Other aspects that should be considered during the study of virus-host interaction at the metabolic interface include selection of cell lines and the growth and nutrient conditions. While in some studies, cancer cells are desired research objects, such as viral oncogenesis and oncolytic viral therapy, in many other studies, the use of transformed cells should be avoided because the metabolism of cancer cells has already been altered compared to the metabolism of the primary cell lines. In addition, caution should be practiced while designing and interpreting in vitro metabolic studies because the cell culture media used provides nutrient-rich conditions that may not truly reflect the metabolic profiles of the natural host.

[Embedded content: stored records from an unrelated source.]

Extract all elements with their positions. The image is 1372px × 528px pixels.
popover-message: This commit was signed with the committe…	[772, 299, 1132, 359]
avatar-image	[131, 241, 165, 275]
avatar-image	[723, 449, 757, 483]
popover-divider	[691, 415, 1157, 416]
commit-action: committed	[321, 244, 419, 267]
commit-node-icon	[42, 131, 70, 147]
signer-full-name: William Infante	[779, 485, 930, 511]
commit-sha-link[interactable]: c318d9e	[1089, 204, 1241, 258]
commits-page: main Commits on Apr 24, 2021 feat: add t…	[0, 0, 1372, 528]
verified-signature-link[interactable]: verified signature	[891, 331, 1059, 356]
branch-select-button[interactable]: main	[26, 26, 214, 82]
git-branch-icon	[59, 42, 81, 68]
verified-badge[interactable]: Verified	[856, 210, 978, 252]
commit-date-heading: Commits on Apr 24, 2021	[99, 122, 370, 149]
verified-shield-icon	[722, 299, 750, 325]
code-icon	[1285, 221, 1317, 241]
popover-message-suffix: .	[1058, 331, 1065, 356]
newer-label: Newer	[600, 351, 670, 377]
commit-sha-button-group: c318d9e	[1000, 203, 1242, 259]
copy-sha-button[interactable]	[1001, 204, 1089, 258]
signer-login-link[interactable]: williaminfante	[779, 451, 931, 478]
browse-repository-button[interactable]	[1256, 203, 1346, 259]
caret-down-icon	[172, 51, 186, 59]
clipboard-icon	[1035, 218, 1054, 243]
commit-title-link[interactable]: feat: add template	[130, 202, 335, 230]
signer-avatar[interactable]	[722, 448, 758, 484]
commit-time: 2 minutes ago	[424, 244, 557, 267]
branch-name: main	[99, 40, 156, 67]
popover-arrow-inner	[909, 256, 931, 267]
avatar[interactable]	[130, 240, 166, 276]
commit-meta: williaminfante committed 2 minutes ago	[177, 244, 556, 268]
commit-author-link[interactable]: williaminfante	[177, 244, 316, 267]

The studies of virus-induced reprogramming of host metabolism can facilitate fundamentally understanding mechanisms of cellular metabolic regulation. Importantly, the knowledge gained could be used to combat nonviral diseases, including cancers and many metabolic disorders. It is well established that cancer cells have dramatically altered metabolism. Studies examining cancer cell metabolism have greatly facilitated our understanding of cell metabolism in response to viral infections. Although several viruses have been found to interact with and alter tumor suppressors and oncogenes during rewiring cellular metabolism, whether these metabolic perturbations lead to the transformation of infected cells in a manner that promotes cancer development remains unclear. A better understanding of virus-induced changes in cell signaling that result in metabolic reprogramming may identify fundamental mechanisms involved in regulating cellular metabolism and the metabolic regulation that occurs in cancer cells. In addition to cancers, the study of virus-host interactions at the metabolic interface could also shed light on the progression of various metabolic disorders, such as obesity, dyslipidemia, and increased glucose levels. Metabolic disorders may increase the risk of certain viral diseases, including influenza and coronaviruses (160). Patients with metabolic diseases such as obesity and diabetes are at a higher risk of infection with SARS-CoV-2 and are associated with significantly worse outcomes of COVID-19 (43). On the other hand, viruses such as SARS-CoV-2, HCV, and HIV may induce metabolic disorders (41, 42, 161). Additionally, metabolic disorders may impair the host’s immunological response, facilitating viral infections that can worsen the severity of metabolic disorders (160). The study of virus-induced metabolic alterations might also provide avenues for developing novel strategies to combat metabolic disorders.

Overall, the study of virus-host metabolism can unquestionably facilitate the identification of various therapeutic windows associated with the viral dependence on specific enzymes or nutrients, which can be utilized to develop novel therapies against viral diseases and other metabolism-associated pathologies, including cancers.